From Krist Boardman:
Mid-July is a memorable season with recent parades, fireworks, hotdog-eating contests, picnics, all part of an underlying appreciation of what a great and unique country we live in and what a great experience it is to be living in these times. The Declaration of Independence containing the elegant and nearly timeless prose of that great statesman and president Thomas Jefferson is a very big part of this tradition, but his words were framed with great ironies such as the words “all men being created equal” at a time when humans were regularly sold into slavery. The noble and high-minded words from the Enlightenment were dawning on the new country in the New World as the republic was being born, but in the background the sinister forces of inequality, oppression and injustice were as strong as ever.

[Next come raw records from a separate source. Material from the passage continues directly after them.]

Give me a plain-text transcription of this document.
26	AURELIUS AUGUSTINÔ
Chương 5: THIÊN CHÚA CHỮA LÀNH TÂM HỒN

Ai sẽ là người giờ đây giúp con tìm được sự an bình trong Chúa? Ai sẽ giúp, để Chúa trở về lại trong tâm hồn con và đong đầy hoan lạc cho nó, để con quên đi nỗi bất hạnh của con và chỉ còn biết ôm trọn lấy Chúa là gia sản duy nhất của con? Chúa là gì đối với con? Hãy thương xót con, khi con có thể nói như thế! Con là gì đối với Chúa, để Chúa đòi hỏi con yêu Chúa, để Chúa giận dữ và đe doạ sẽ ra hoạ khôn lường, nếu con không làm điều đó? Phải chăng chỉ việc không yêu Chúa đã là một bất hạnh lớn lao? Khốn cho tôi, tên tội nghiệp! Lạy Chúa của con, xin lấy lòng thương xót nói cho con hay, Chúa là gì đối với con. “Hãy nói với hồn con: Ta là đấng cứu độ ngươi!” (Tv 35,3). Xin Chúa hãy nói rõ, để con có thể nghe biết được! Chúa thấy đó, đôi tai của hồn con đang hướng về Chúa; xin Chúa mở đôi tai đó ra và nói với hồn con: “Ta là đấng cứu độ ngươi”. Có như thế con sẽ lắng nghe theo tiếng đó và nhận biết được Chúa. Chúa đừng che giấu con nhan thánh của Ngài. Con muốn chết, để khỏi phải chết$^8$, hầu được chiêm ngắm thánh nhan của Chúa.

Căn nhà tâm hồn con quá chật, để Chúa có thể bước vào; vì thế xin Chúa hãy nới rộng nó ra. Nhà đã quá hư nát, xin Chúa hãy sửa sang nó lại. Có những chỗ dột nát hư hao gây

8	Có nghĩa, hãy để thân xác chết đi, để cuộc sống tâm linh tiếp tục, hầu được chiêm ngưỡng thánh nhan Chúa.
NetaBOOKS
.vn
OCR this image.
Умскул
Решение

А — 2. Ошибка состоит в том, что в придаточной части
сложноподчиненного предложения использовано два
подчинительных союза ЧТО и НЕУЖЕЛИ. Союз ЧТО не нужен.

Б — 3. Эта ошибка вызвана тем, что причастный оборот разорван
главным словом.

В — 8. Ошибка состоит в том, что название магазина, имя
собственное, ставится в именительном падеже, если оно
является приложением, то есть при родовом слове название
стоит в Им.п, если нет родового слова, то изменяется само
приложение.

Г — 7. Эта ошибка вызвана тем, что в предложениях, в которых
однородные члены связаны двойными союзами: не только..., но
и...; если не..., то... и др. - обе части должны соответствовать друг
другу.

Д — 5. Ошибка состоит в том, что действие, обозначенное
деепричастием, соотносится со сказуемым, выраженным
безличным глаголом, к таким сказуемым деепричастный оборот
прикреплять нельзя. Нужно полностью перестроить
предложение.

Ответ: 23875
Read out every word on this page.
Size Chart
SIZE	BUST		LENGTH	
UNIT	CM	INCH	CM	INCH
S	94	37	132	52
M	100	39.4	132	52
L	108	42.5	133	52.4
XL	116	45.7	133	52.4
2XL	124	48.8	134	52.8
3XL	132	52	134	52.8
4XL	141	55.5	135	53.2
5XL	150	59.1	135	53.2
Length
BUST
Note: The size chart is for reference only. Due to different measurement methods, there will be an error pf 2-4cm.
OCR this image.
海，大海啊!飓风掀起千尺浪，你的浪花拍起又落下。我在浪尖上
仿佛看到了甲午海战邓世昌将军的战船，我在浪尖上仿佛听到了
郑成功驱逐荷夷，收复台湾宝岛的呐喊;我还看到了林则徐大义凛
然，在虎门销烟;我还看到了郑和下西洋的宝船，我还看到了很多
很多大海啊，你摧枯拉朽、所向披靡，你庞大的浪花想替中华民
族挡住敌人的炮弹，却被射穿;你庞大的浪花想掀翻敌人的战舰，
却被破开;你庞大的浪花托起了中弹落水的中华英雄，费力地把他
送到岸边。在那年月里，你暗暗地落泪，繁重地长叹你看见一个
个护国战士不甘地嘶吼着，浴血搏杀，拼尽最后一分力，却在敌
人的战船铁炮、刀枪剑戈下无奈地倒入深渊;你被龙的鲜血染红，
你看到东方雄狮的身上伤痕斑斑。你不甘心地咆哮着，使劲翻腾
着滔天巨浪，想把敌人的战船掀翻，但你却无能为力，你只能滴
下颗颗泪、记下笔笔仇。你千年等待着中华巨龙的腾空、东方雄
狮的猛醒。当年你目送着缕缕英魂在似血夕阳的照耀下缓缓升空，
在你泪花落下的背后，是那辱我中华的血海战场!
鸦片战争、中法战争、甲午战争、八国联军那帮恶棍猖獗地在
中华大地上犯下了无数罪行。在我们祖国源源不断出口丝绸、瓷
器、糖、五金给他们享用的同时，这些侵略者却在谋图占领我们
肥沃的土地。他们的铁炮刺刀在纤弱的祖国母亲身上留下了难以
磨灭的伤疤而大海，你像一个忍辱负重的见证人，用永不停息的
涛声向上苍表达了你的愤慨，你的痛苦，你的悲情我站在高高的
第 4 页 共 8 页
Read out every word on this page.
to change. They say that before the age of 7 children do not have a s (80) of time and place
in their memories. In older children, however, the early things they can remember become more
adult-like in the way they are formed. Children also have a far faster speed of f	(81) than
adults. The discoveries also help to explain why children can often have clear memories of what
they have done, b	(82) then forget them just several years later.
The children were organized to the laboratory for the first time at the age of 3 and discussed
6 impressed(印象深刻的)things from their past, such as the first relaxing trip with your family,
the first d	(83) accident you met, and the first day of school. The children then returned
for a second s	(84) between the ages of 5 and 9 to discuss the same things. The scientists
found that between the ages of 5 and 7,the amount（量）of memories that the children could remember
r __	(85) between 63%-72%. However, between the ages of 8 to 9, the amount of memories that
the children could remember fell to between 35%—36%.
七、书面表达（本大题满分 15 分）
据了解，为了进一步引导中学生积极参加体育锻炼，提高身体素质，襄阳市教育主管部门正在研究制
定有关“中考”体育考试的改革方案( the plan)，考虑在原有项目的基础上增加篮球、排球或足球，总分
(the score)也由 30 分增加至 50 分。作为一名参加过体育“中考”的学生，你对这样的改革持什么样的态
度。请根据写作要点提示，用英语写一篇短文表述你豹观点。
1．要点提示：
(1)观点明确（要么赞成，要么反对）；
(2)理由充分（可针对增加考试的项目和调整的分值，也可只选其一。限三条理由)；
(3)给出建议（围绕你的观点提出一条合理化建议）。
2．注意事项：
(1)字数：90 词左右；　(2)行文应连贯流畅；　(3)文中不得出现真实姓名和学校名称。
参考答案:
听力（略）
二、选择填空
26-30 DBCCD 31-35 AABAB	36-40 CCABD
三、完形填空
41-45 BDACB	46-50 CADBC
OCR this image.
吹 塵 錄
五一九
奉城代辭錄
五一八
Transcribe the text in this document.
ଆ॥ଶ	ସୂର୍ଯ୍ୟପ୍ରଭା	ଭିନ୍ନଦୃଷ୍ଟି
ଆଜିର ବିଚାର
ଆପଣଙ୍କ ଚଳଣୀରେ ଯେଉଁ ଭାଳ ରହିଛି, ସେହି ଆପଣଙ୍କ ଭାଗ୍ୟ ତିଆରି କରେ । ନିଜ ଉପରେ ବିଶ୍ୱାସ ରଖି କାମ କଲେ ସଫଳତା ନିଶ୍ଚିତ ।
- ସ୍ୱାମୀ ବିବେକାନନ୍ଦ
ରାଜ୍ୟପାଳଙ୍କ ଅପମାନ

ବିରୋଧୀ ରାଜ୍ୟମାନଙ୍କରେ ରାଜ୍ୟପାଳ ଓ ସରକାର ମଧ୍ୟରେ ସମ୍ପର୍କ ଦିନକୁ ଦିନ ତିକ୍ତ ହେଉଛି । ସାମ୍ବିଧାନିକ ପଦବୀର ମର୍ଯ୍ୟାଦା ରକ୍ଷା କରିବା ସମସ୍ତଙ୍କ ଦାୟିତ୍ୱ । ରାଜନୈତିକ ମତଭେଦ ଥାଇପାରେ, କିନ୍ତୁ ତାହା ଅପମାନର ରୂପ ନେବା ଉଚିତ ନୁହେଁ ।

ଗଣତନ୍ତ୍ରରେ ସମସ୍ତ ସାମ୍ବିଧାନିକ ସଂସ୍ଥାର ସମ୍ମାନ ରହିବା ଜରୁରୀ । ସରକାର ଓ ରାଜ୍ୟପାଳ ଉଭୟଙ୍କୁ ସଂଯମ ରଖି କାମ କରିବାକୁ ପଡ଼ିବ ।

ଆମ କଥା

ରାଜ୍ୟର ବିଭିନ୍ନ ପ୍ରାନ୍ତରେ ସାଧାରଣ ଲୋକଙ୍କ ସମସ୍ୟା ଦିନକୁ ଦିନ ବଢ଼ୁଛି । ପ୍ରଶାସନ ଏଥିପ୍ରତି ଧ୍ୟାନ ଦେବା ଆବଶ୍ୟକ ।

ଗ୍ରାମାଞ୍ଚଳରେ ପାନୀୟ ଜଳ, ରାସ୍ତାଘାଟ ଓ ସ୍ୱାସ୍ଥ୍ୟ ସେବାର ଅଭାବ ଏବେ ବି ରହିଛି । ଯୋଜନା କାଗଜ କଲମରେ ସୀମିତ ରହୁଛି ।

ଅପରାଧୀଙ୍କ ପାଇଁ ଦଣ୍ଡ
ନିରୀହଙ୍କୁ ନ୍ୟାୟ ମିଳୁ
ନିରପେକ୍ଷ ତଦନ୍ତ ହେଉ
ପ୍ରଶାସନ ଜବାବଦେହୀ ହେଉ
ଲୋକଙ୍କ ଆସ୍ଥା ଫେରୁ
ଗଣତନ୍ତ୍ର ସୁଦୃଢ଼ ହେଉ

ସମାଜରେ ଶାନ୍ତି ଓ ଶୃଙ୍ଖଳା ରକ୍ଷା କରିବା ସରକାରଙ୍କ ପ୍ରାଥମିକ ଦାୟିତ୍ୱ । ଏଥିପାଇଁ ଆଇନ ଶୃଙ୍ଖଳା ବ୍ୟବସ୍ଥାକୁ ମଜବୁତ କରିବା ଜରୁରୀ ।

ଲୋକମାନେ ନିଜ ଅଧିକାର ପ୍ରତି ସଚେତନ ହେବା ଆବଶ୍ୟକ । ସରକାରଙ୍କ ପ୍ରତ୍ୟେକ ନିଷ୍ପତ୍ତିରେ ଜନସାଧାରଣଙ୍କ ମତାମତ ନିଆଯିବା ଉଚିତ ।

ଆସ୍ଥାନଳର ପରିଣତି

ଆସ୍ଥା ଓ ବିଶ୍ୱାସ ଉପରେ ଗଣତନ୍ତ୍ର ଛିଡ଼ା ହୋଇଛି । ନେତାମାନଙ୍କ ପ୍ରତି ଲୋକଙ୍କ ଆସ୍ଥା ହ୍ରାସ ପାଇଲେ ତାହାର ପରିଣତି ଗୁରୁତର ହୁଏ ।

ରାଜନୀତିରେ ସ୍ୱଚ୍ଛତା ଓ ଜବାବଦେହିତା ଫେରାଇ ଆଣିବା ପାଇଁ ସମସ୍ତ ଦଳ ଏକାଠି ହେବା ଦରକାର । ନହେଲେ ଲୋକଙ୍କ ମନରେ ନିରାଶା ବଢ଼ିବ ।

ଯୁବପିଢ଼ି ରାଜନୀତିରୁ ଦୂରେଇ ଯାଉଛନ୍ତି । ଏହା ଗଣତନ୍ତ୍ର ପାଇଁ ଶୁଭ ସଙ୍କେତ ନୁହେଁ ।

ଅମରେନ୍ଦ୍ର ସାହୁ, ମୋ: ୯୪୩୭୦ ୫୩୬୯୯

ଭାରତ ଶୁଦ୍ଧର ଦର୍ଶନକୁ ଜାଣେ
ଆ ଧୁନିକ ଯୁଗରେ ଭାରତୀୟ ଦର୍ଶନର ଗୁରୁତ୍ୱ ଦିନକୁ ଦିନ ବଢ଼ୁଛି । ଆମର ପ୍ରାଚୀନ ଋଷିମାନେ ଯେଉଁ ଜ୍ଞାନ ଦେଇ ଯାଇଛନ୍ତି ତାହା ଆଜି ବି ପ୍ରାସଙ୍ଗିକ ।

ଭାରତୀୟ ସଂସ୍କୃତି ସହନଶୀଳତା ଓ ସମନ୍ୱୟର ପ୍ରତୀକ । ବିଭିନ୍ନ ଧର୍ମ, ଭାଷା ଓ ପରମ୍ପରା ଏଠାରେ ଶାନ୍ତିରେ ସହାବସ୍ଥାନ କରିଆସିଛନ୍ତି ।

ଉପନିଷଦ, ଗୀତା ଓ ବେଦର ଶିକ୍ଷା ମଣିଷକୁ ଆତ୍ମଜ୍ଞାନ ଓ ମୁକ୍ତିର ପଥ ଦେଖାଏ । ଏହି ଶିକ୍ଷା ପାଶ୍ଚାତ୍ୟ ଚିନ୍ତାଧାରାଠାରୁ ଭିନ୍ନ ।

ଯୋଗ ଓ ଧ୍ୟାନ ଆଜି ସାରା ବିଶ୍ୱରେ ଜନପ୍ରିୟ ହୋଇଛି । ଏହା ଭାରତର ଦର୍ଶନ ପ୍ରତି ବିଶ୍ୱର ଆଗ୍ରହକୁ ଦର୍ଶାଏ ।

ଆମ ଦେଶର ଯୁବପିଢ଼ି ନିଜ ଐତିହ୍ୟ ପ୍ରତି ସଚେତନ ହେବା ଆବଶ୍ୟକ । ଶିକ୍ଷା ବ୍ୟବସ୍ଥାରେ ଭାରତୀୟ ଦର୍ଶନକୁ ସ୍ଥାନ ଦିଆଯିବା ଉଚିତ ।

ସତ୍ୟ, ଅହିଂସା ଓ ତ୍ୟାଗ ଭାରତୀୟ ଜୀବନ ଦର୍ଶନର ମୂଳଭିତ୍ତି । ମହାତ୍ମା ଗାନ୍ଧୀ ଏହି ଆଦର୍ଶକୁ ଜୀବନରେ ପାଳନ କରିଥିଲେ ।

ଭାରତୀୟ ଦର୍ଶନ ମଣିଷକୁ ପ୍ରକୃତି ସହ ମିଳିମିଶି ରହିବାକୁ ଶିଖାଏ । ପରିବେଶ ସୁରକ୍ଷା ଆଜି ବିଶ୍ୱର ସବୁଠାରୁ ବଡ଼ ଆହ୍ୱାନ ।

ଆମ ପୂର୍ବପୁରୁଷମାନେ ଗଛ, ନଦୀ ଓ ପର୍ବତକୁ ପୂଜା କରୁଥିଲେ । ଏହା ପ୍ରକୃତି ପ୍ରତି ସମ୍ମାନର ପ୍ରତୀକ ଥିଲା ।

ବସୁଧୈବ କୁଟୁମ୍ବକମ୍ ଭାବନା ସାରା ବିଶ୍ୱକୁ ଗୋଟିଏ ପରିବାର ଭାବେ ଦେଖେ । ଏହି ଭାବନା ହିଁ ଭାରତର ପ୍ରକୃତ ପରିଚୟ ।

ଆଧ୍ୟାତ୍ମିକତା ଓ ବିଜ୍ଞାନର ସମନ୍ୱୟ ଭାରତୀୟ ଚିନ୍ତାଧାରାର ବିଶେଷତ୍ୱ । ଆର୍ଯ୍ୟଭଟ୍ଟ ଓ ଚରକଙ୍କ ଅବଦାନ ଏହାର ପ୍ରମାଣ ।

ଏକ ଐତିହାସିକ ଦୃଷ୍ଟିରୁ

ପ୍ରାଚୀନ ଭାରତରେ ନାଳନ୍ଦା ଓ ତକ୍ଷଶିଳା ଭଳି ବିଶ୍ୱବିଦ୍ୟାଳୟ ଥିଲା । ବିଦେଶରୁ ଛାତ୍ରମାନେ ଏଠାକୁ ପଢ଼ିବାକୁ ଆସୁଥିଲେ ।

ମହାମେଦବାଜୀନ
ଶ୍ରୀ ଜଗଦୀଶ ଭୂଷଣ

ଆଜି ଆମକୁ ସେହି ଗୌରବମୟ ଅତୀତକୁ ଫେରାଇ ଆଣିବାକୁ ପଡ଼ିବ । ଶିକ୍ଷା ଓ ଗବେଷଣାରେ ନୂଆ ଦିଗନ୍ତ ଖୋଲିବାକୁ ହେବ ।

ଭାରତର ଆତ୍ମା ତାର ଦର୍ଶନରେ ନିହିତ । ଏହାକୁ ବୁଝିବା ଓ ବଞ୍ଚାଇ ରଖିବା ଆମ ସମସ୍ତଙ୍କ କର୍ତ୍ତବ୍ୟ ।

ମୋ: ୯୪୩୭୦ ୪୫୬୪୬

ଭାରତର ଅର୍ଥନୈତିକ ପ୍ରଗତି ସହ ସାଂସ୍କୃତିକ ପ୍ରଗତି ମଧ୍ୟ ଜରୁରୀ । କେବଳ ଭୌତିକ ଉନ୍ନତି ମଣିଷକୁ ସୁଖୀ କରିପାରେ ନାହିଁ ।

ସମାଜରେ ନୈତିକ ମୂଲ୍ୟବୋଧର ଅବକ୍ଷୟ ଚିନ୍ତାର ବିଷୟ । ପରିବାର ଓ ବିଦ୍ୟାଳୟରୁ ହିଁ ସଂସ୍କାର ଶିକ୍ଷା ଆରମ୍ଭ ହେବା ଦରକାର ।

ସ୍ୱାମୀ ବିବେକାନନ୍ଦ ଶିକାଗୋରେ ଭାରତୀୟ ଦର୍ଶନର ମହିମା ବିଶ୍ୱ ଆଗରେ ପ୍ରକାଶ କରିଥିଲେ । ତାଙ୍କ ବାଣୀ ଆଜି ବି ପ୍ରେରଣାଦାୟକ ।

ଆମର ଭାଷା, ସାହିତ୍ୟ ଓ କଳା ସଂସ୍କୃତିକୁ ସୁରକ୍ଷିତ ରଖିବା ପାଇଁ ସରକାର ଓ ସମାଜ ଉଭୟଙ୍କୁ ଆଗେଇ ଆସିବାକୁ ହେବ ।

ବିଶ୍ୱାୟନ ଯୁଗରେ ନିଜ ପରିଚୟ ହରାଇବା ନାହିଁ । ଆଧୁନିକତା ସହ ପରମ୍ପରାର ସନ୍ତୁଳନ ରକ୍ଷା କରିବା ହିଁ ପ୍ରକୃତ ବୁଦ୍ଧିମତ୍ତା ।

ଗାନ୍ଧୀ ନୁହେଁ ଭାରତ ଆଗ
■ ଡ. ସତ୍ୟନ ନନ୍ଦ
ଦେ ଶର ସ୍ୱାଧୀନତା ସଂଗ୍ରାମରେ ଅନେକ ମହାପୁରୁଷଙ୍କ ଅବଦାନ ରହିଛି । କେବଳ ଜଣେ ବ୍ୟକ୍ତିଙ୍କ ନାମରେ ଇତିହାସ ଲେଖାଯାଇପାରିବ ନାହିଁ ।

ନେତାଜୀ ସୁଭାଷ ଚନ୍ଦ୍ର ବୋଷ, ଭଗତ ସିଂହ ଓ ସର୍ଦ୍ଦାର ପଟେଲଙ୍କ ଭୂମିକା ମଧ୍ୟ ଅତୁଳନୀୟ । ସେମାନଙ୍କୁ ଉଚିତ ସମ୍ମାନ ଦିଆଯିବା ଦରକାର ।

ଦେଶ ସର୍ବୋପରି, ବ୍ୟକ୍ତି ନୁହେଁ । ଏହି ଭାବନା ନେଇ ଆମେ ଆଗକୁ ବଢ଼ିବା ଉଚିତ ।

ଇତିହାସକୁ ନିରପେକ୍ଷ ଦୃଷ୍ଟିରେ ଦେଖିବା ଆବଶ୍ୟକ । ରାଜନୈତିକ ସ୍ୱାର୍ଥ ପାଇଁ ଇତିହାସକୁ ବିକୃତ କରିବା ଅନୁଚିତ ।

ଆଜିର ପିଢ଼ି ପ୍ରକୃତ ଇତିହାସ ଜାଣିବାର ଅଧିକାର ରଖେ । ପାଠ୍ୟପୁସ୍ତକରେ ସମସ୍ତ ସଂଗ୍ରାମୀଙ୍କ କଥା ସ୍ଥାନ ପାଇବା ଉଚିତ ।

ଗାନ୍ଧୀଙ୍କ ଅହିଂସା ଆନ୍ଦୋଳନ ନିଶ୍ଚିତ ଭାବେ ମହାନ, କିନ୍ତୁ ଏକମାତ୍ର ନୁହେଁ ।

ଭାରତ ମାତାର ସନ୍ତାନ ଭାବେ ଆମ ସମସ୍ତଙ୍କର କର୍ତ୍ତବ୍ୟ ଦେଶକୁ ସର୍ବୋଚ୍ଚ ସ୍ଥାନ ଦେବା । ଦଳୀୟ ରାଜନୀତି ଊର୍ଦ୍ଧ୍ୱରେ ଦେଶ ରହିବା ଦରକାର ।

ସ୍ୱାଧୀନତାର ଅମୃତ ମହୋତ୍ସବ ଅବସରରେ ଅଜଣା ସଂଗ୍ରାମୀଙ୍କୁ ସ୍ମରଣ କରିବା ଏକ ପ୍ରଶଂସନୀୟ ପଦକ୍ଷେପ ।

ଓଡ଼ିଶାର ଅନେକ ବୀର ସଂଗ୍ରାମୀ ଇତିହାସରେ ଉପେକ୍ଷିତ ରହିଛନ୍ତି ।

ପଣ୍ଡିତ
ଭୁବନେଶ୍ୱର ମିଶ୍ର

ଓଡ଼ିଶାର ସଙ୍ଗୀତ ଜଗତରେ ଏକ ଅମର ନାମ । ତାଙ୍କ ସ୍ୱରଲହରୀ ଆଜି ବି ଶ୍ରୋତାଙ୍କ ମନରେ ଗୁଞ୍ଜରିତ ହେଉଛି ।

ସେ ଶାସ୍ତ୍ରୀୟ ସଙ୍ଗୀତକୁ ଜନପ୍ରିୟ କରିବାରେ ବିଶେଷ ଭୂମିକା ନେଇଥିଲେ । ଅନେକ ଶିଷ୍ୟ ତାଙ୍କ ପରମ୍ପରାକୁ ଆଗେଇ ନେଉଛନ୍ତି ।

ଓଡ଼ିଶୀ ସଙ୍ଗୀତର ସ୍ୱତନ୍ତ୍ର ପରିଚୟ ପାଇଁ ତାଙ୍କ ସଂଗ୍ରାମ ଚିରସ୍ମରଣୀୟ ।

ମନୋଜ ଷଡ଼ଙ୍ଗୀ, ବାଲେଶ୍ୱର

In our current times the words of the great inventor and founder Benjamin Franklin still ring in our ears about “whether we can keep the republic” after it has been created as we struggle domestically with a new president whose interests may be more about power and less about enlightenment.
But even at the founding of our country 240 years ago, our great allies for all their admiration of our noble experiment were struggling on the edges of calamities. The French at the time of Lafayette were still ruled by Louis XIV and Marie Antoinette. I can’t help remembering that our July 4 is followed by the French holiday July 14, Bastille Day, when the prisoners of the Bastille were set free by
the opponents of the Old Regime. Yes, the French admired our revolution but their own was marked by the Jacobins, the Reign of Terror, the Guillotine and then later by the ravages of Napoleon who turned Europe and much of the world into war-ravaged battlefields.
But one of the great outcomes of the Napoleonic Wars is that Napoleon sold the Louisiana Territory to then-President Jefferson for just $3 million. This one land acquisition probably did the most to ensure that the United States would occupy much of the North American continent and contributed to the notion of Manifest Destiny.
Patriotism in America often focuses on the celebration of military undertakings, and there are few greater sacrifices than when men and women give their lives for their country. But such celebrations are usually fraught with caution because just any military undertaking carried under the auspices of the stars and stripes may be the wrong one. I came out of the Vietnam era, a war-scarred time where there were patriotic soldiers and protestors who questioned the legitimacy of that war. The Vietnamese “won” that war if losing 2 million Vietnamese to our 58,000 could be categorized as a victory. Vietnam remains under communist rule but the so-called domino effect which was the inevitability that we would be fighting communists on California’s beaches if we did not stop them in the Indo-Chinese rice patties, remains to this day a fiction, and a reminder that war psychology can be tragically misleading to the well-intentioned. I also have trouble getting my mind around the campaigns of Andrew Jackson against Native Americans which have long-stained relations between the First Americans and the white immigrants from Europe.
Yet, for all of our imperfections America remains a great country as we struggle to remain true to our democratic institutions and ideals. The ideas of the Enlightenment are the ruling standards for our democracy, even though it is a challenge to live up to them, and they will continue to frame the debates and struggles of the future. We can be very proud of that.
At the same time, we cannot help but marvel at the abundant bounty and beauty of our country. That is why my favorite anthems are “America the Beautiful”and Woody Guthrie’s “This land is your land, this land is my land.”